Hot hatchbacks are making a comeback
The well heeled Indian car buying enthusiast has never had it so good. The Volkswagen Polo GT twins are selling well enough to inspire other car makers from coming up with their own, high performance offerings. Fiat will debut the Punto Abarth in weeks from now, and will raise the benchmark for high performance yet affordable hatchbacks.
Tata Motors will bring in the Bolt Sport by the end of this year or early next year. Fiat will follow up the Punto Abarth with an Abarth branded version of the Avventura in a while. Volkswagen for its part, is expected to unleash the Polo GTI, a hatchback that will be pricey but the fastest that India has ever seen in the sub-30 lakh rupee segments.
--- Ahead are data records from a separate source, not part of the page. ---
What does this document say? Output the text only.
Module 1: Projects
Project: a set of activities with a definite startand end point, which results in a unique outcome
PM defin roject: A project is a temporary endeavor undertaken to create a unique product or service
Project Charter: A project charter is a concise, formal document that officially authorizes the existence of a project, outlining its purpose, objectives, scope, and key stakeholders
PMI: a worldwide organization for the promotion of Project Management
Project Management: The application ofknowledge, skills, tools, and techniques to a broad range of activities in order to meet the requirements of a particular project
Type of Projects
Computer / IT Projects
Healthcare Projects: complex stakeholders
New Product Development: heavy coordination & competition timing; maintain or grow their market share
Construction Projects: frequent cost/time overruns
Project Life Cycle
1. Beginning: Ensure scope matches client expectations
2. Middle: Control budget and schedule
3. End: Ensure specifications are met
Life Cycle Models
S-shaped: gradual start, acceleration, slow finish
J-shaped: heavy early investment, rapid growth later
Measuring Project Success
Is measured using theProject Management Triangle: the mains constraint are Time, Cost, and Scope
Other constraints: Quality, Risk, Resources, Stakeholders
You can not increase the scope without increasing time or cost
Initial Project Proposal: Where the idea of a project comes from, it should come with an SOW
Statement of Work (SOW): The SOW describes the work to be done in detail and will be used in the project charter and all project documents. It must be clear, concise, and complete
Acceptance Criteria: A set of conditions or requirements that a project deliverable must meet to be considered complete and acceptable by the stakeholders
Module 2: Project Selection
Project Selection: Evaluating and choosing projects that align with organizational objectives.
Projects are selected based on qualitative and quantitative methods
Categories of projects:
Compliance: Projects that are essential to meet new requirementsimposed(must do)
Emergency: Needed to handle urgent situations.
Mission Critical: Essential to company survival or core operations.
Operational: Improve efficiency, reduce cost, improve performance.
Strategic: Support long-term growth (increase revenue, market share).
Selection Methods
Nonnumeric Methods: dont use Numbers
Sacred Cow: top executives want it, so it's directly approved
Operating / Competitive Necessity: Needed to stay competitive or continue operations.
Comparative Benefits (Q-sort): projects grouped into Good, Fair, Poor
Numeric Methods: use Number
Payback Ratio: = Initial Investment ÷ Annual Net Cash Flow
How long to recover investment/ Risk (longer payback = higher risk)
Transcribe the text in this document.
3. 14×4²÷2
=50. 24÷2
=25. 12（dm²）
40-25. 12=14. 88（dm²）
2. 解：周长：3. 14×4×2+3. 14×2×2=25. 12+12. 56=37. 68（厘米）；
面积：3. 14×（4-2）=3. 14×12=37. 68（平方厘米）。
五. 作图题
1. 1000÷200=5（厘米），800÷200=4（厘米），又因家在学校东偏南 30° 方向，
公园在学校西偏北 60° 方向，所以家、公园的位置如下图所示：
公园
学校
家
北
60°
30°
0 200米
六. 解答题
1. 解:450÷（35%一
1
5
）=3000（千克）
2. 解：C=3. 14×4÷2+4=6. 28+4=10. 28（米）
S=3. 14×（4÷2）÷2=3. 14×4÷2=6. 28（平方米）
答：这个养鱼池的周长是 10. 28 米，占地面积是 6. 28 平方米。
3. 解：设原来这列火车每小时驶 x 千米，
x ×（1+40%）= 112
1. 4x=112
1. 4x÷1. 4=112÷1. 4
What’s the broad takeaway from this trend?
The number of car enthusiasts in India is growing, and aided with higher disposable incomes, these buyers are putting money where their mouths are.
In future, more and more performance focused hatchbacks are likely to be available to the enthusiast on a budget. The Indian car market is rapidly maturing and the growth in hot hatchback numbers plays to just this.
Compact SUVs are outselling their similarly priced, yet larger counterparts
The good run that started with the Renault Duster is just getting longer and stronger. With the advent of the Creta, the sign on the wall is now clear. Compact SUVs will continue growing at a frenetic pace, and outselling their similarly priced, but larger competition, read the Tata Safaris and the Mahindra Scorpios of this world.
The SUV buyer in India has voted for compact-ness, a long list of features, safety options, fuel options and of course style. The ladder framed SUVs will have to come back with something more appealing if they want to stay relevant. Mahindra knows this, and the answer is days away from a launch, in the form of the TUV300.
So, why are buyers buying what they’re buying?
1. The compact size of such vehicles makes them very suitable for the cramped Indian roads, and parking slots.
2. Their onocoque platforms make for better ride and handling dynamics, lower weights and better fuel efficiency.
Premium hatchbacks are BIG
Premium hatchbacks are a big win in India. The Hyundai Elite i20 showed competitors that a high quality car will be accepted despite a price premium. The i20 Elite’s success has been built upon by the recently launched Honda Jazz. And Maruti Suzuki has the Baleno waiting in the wings.
At this rate, it will be only a matter of time before the likes of the Ford Fiesta and the Volkswagen Golf hatchbacks enter India. The car buyer is maturing rapidly, and seeks premium features and fit and finish, in a compact form factor, much at odds with previous buying patterns that made it hard to sell premium priced hatchbacks here.
What’s selling premium hatchbacks?
1. Their premium-ness, which includes fit and finish levels, and of course the kind of features on offer.
2. Better performance and more mature ride and handling packages.
3. Bigger disposable incomes and the necessity of compact vehicles with sedan-like features.
Convenience and safety are two factors getting bigger with each passing launch
Automatic cars are getting more popular, and the AMT is perhaps the single largest factor propelling this demand. From the Tata Nano to the Tata Zest, and with a sprinkling of Maruti Suzukis, AMT equipped cars are now taking automatics to budget segments. And there’s much more to come.
Surely but steadily, safety is getting a fillip. More and more car makers are offering safety features, at least as optional extras. In a couple of years’ time, airbags and ABS could become as commonplace on cars, like say how power steering and air conditioning “have arrived”.
What’s driving this demand?
1. An aware buyer makes for an intelligent buyer, who picks safety as her/his top priorities.
2. Legislation is showing signs of getting stricter.
3. Crowded roads are making automatics more popular.
4. Automatics are getting more affordable and fuel efficient than before.